Mobiles CT wurde im Saarland erfunden
Das weltweit erste seiner Art kommt aber nicht aus Berlin, sondern kam im Jahr 2008 im Saarland zum Einsatz. „Dort, wo man es am wenigstens erwartet“, sagt Neurologe und Konzeptentwickler, Klaus Faßbender. Der Arzt ist Direktor der Klinik für Neurologie am Universitätsklinikum des Saarlandes und hatte um die Jahrtausendwende die zündende Idee: „Man müsste eigentlich das CT zum Patienten bringen“, habe er sich damals gedacht.
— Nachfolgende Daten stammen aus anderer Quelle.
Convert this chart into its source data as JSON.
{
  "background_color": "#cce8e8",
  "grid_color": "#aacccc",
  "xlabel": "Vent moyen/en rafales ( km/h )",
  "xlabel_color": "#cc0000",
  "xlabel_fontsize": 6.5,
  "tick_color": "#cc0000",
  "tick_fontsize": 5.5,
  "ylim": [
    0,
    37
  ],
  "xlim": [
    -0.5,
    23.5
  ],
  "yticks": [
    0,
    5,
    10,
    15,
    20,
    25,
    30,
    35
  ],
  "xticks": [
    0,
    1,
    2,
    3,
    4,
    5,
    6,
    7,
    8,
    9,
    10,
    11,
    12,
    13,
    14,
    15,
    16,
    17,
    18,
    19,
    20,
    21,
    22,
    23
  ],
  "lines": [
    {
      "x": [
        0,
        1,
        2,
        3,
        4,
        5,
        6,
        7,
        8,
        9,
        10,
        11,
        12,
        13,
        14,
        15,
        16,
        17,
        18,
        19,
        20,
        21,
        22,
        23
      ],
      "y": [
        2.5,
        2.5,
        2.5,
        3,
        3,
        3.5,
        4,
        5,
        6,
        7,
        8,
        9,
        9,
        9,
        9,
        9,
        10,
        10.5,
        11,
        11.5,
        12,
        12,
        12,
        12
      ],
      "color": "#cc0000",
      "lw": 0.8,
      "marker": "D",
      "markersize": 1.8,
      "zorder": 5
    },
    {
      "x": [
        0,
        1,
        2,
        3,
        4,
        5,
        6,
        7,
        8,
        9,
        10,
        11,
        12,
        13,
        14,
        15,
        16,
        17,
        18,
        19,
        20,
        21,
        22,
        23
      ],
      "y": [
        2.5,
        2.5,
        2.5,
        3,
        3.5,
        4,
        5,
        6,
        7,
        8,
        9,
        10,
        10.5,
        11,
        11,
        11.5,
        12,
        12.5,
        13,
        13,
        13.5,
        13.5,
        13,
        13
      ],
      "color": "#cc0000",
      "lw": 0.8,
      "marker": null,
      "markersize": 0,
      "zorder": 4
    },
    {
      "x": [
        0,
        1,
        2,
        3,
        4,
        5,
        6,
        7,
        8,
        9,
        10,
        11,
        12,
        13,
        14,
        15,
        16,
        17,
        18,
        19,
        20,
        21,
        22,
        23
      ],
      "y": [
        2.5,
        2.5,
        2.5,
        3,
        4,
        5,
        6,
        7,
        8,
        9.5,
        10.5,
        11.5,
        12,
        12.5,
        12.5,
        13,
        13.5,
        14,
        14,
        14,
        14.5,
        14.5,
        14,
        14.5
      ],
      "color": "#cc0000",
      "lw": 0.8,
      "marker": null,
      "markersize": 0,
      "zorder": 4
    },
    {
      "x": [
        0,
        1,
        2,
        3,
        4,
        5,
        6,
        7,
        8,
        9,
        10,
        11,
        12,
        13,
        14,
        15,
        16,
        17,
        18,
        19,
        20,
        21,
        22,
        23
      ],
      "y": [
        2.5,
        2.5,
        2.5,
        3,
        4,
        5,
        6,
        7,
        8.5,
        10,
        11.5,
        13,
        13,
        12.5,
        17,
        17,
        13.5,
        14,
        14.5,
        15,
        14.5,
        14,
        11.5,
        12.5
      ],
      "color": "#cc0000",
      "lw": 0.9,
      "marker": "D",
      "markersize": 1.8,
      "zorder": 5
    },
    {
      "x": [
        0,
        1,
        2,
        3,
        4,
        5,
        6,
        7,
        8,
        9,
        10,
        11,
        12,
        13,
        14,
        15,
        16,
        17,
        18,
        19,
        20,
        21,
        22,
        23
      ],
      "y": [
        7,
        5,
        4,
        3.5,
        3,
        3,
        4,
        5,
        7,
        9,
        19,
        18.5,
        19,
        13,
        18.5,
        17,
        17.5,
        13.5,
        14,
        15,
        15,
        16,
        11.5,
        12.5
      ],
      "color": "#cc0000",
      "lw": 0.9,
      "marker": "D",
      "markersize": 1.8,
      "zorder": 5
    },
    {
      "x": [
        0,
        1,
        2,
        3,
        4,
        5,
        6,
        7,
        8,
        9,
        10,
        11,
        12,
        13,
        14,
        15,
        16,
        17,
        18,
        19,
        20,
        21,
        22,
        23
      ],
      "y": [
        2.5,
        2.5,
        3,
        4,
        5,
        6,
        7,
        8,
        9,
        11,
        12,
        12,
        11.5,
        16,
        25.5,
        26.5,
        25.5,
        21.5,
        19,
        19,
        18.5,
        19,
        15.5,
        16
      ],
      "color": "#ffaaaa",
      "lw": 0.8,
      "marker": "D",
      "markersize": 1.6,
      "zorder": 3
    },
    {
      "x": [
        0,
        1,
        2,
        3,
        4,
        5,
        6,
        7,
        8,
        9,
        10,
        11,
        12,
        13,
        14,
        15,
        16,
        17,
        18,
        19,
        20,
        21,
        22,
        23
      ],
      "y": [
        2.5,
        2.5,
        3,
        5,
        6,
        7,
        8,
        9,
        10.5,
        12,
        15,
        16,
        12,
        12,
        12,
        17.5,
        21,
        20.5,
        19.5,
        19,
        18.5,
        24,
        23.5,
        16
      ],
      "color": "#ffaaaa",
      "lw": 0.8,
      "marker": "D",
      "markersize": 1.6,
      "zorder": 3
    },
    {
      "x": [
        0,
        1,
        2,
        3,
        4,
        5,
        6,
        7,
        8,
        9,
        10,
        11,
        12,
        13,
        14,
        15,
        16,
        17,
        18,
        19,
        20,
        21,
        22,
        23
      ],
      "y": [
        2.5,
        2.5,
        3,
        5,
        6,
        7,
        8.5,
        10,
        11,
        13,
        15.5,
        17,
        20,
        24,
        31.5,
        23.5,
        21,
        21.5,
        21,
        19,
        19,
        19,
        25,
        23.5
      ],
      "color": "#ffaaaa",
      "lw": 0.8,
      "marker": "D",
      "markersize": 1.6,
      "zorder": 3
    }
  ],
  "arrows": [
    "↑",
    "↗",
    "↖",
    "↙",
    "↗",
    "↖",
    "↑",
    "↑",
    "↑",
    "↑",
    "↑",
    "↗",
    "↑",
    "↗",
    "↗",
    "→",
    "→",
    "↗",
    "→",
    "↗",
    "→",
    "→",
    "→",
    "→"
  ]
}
Es sei frustrierend gewesen, im Krankenhaus zwar das passende Medikament für den Patienten zu haben, den Patienten aber durch den Transport oft zu spät oder gar nicht behandeln zu können. Und so war die Idee der Mobilen Stroke Unit geboren, einem Rettungswagen der alles beinhaltet, was zur Diagnostik und Therapie des akuten Schlaganfalls benötigt wird: CT, Labor, Telemedizin und spezialisierte Medikamente. Derzeit befinde sich das saarländische Fahrzeug zu Forschungszwecken in Großbritannien.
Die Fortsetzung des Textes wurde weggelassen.